Yaşar Bildirici – Türk Yahudi Toplumu Danışmanı
“Benim de mensubu olduğum Türk Musevi Cemaati’nde hakikaten çok büyük heyecan yarattı. Bizim gençlik derneklerinden kişiler rollerini oynadılar, bir tanesi de benim damadım İlker Franko. Ufak torunum da korodaki çocuklardan biriydi. Dolayısıyla benim için, eşim için, ailem için ve cemaatin için çok keyifli oldu. Ama bir Türk vatandaşı olarak da gurur duydum. Bugün artık dünyada Türk dizileri ve Türk filmleri inanılmaz popüler oldu. Kulüp dizisi de bence dünyada çok iyi iş yapacak. Bir de devamının gelmesi de çok keyifli olacak.

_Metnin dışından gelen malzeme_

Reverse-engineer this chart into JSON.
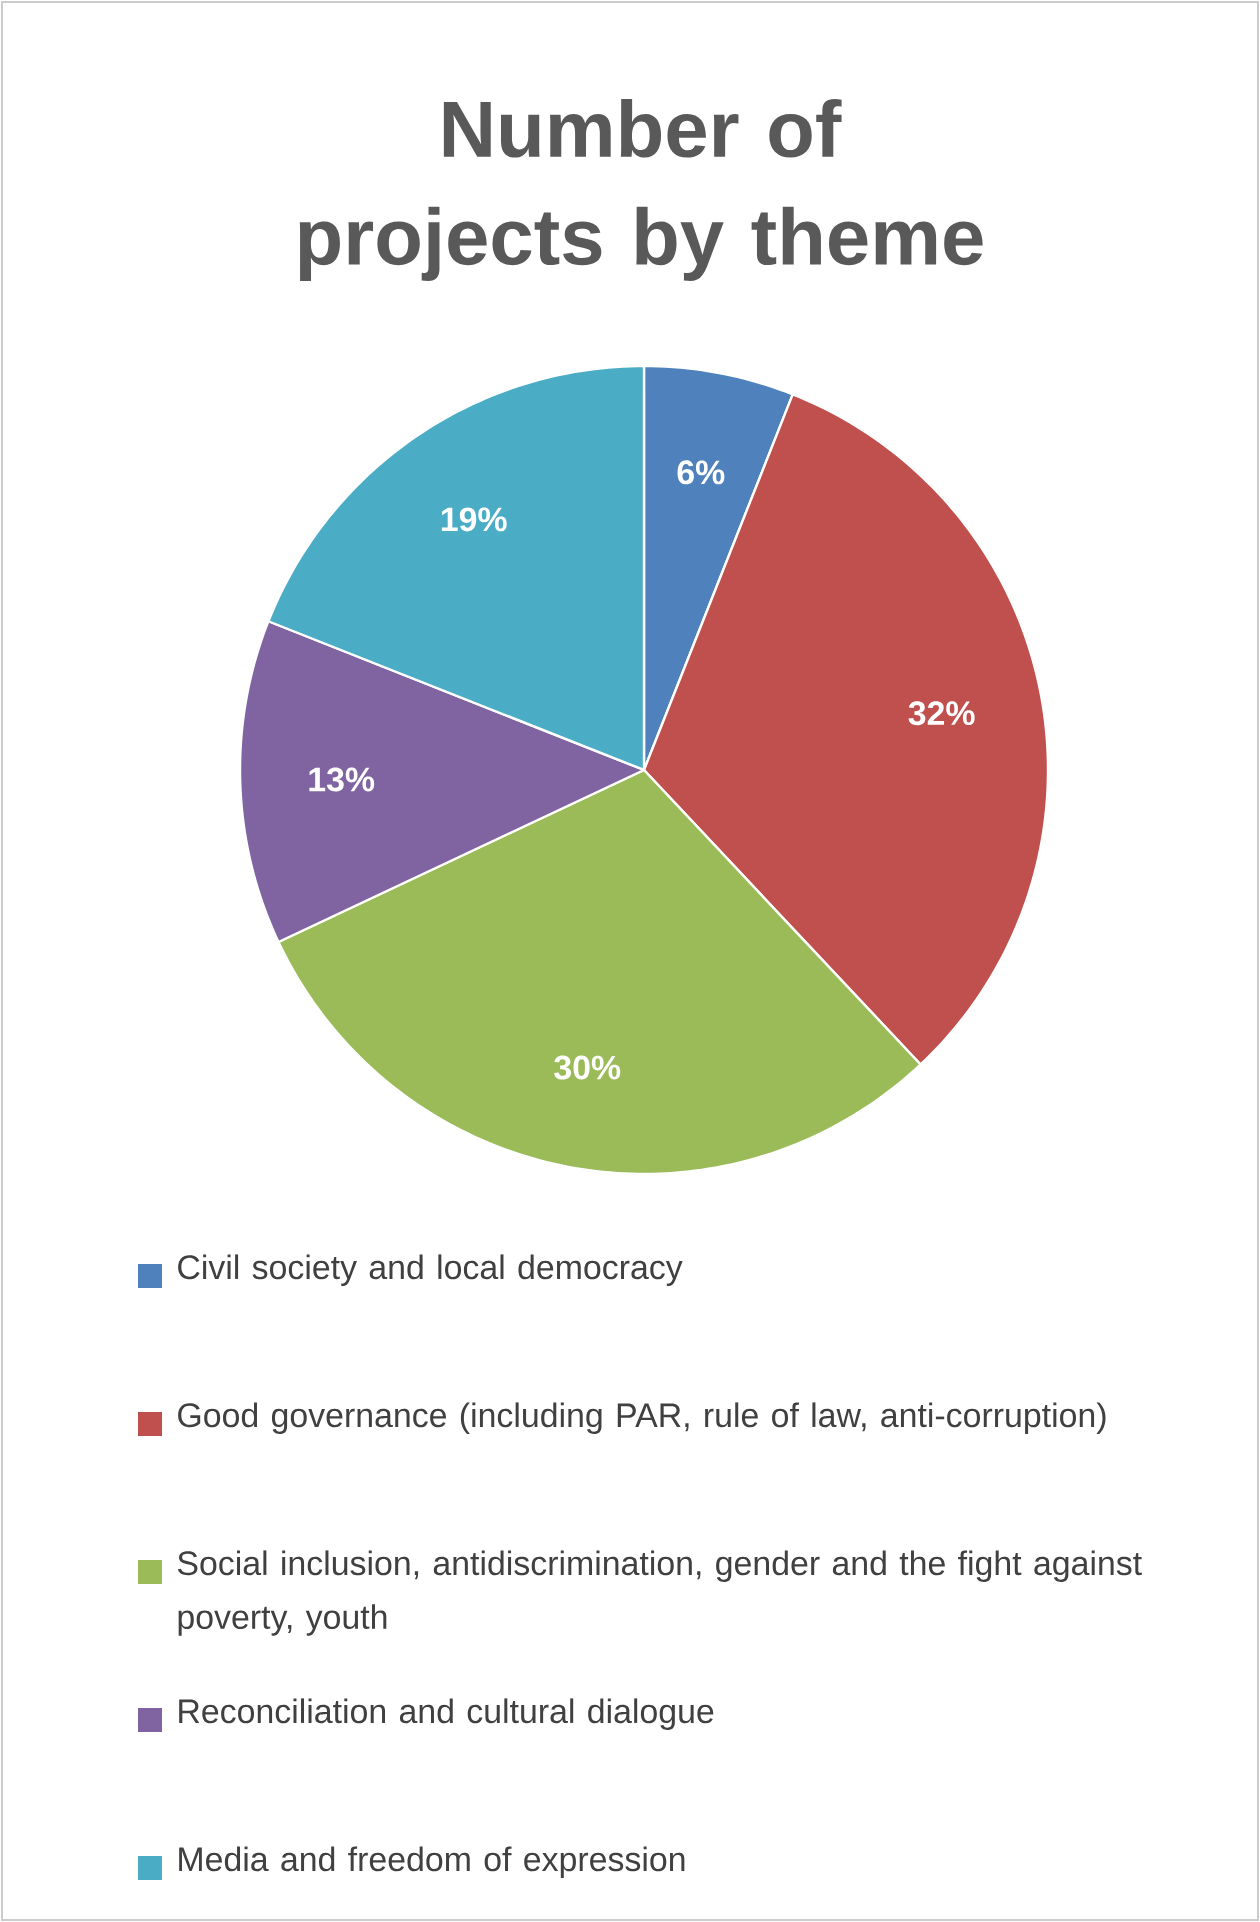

“En önemli şeylerden biri tarihimizin kara sayfalarından biri Varlık Vergisi orada işleniyor. Bugün Türkiye’de yaşayan çoğu vatandaşlarımız ‘Varlık Vergisi nedir?’ diye bilmiyor. Dolayısıyla bunun işlenmesi de çok kıymeti. Orada görüyorsun nasıl bir aile perişan hale geliyor, baba Aşkale’de ölüyor. Bunların artık yaşanmaması lazım. Keşke o çok kültürlülük, çok dillilik bugünlere misli misli artarak gelseydi. Ama maalesef cemaatler çok küçüldü. Bugün tüm Türkiye’de gayrimüslim cemaatlere bakıldığında 100 binin altındayız.
“Türkiye Yahudi cemaatinin her üyesi okuldan başlayarak, anne ve babasından başlayarak inanılmaz bir bayrak, Türkiye ve Atatürk sevdasıyla yetişiyor. Dolayısıyla bizim cemaatini son derece Türkçü, memleketi de çok düşüşü son derece düzgün insanlardan oluşan bir cemaat. Tabii ki Türkiye de antisemitizm son dönemlerde yükselse bile, sağduyulu insanlar bunu çok net görüyor. Dolayısıyla hem Türklüğüm hem Yahudiliğim ile gurur duyuyorum. Ama dediğim gibi bu film, bizleri tanıtması açısından çok sempatik ve çok doğru oldu.”